Padre presta assistência religiosa em cena trágica de acidente na BR-386
Um sacerdote de 27 anos tornou-se uma presença reconfortante em meio à tragédia que ocorreu na BR-386, em Carazinho, na Região Norte do Rio Grande do Sul. Na segunda-feira (13), uma colisão frontal entre um automóvel e um caminhão, no quilômetro 165 da rodovia, resultou na morte de uma mãe e seu filho, identificados como Helena Lúcia Damiani, de 81 anos, e Evandro Luís Damiani, de 61 anos, que conduzia o veículo.
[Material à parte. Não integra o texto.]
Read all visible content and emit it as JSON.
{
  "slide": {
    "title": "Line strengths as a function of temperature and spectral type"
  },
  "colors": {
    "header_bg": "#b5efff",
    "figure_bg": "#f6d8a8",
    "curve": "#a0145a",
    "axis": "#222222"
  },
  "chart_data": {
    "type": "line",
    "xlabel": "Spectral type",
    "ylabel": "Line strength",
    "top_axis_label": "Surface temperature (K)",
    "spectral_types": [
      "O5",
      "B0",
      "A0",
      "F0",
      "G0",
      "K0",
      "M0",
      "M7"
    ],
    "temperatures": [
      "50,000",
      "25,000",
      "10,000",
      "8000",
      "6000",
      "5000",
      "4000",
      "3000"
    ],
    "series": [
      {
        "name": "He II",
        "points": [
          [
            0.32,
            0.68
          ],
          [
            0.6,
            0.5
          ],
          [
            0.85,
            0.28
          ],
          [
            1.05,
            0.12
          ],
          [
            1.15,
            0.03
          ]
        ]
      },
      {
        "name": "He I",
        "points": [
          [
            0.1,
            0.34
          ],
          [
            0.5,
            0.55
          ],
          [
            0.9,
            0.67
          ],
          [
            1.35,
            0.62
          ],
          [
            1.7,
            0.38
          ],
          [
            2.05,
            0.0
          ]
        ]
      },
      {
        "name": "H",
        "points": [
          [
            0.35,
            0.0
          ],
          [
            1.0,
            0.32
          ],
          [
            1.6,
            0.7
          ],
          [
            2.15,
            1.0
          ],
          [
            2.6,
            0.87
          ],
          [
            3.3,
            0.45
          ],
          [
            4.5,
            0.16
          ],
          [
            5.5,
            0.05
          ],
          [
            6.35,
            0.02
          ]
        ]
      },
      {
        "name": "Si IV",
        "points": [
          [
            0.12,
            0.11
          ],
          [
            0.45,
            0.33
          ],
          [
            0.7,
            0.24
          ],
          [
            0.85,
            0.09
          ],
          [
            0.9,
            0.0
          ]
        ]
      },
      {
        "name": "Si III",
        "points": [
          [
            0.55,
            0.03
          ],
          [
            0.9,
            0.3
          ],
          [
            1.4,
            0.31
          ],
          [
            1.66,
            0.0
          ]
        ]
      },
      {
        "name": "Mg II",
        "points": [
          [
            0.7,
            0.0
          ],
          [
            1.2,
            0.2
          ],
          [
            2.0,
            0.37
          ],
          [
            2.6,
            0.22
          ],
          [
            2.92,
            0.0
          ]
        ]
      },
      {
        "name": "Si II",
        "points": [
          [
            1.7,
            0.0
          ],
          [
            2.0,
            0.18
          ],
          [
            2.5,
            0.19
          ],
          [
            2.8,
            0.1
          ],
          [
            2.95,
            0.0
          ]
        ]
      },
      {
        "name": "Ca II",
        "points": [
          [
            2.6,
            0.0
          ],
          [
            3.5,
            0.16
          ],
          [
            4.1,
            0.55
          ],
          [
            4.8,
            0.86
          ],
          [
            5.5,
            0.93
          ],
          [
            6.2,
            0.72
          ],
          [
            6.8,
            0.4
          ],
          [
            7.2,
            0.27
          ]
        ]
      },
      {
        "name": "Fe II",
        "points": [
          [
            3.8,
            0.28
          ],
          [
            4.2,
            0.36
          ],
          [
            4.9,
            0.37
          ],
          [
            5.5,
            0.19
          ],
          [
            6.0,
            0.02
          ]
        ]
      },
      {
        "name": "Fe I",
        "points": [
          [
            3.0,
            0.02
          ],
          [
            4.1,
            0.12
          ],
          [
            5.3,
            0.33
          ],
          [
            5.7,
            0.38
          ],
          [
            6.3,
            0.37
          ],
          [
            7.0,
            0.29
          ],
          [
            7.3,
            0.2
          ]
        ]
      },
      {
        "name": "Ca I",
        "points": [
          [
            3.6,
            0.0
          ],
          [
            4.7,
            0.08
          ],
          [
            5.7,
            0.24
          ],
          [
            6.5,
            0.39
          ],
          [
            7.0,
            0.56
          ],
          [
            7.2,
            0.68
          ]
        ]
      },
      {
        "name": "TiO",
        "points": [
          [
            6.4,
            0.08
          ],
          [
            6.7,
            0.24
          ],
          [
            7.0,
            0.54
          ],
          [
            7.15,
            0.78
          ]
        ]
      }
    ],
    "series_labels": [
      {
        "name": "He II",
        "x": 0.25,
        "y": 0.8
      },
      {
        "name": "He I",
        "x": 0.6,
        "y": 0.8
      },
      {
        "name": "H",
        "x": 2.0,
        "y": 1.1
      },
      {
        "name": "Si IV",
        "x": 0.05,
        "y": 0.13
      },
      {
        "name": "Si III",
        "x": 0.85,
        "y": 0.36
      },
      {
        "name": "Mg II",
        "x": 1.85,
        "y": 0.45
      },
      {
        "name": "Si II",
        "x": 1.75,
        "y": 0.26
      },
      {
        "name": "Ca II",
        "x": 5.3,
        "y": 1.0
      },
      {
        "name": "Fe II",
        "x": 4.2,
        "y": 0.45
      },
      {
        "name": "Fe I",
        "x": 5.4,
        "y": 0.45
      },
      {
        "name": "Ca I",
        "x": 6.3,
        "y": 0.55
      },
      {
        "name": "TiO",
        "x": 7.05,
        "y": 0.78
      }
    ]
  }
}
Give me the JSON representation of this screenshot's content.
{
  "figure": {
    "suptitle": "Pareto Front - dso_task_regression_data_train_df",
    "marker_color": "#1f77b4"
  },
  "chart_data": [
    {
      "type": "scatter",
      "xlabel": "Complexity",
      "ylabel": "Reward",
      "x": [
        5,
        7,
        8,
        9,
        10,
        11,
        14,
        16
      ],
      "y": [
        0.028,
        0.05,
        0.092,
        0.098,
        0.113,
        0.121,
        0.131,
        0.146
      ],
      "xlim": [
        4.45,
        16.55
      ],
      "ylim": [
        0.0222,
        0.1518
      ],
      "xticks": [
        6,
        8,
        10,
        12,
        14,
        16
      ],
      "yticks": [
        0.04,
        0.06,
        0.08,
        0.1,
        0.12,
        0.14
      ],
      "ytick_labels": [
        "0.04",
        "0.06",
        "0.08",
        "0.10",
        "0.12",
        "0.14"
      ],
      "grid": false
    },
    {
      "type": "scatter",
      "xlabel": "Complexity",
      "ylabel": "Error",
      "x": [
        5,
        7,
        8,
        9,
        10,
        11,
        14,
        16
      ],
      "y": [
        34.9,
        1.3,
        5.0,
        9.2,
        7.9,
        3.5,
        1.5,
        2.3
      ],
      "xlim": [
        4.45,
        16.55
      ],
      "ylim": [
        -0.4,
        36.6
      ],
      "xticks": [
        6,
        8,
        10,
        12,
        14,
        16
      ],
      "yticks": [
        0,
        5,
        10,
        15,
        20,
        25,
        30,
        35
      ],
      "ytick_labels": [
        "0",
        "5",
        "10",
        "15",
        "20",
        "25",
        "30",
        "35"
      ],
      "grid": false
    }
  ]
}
Presença divina no momento do impacto
O padre Émerson Romitti, pertencente à Diocese de Frederico Westphalen, encontrava-se retornando de Passo Fundo, onde acompanhava sua mãe internada, quando testemunhou o acidente. "Eu ia prestando atenção na via e de repente escutei aquele barulho de freada, aquele barulho estrondoso de lata", relatou o sacerdote, que conseguiu desviar e parou imediatamente após o local da colisão com o propósito de oferecer auxílio.
Ao se aproximar, Romitti percebeu a gravidade extrema da situação. Como homem de fé, decidiu ministrar a unção dos enfermos à mãe e ao filho, mesmo diante das circunstâncias críticas. "Tinha no carro a estola, os santos óleos e o livro que contém o rito", revelou o padre, destacando que, além da extrema unção às vítimas fatais, também ofereceu a bênção da saúde ao caminhoneiro e seu ajudante.
Rito sagrado antes da chegada dos socorros
Segundo o relato emocionante do sacerdote, no momento em que ele chegou ao local, as equipes de resgate ainda não haviam sido acionadas. A ambulância e a polícia só começaram a ser chamadas após o término das orações, evidenciando a prontidão espiritual do padre em um cenário de desespero.
Romitti explicou que a missão fundamental do sacerdote é "salvar as almas". "A extrema unção tem esse intuito que é aliviar o corpo nos momentos de doença ou na beira-morte e salvar a alma, preparar, perdoar os pecados, purificar também o corpo das suas enfermidades", afirmou. Embora a Igreja preveja que o sacramento seja ministrado a pessoas ainda vivas, o padre justificou sua ação pela incerteza sobre o instante exato da morte, considerando o impacto recente.
Experiência única e conforto para a família
Esta foi a primeira vez que o sacerdote vivenciou uma situação tão extrema fora de um ambiente hospitalar ou residencial. "Estava bem nervoso, literalmente tremia, mas depois eu me acalmei porque a sensação é de uma graça que Deus me deu a oportunidade, por meio do meu sacerdócio, de garantir a salvação àqueles que ali estavam", confessou Romitti, que na ocasião vestia sua batina, traje comum em sua diocese.
Posteriormente, o padre soube que Helena, a mulher que faleceu no acidente, era ministra da Eucaristia e católica praticante, assim como seu filho Evandro. "Para a família foi um grande conforto", expôs Romitti, que ainda destacou a coincidência significativa: o acidente ocorreu no mesmo dia em que completou um ano e quatro meses de sua ordenação sacerdotal.
A tragédia na BR-386 deixou marcas profundas, mas a atitude compassiva do padre Émerson Romitti ofereceu um lampejo de consolo espiritual em meio ao caos, reforçando o papel da fé em momentos de extrema adversidade.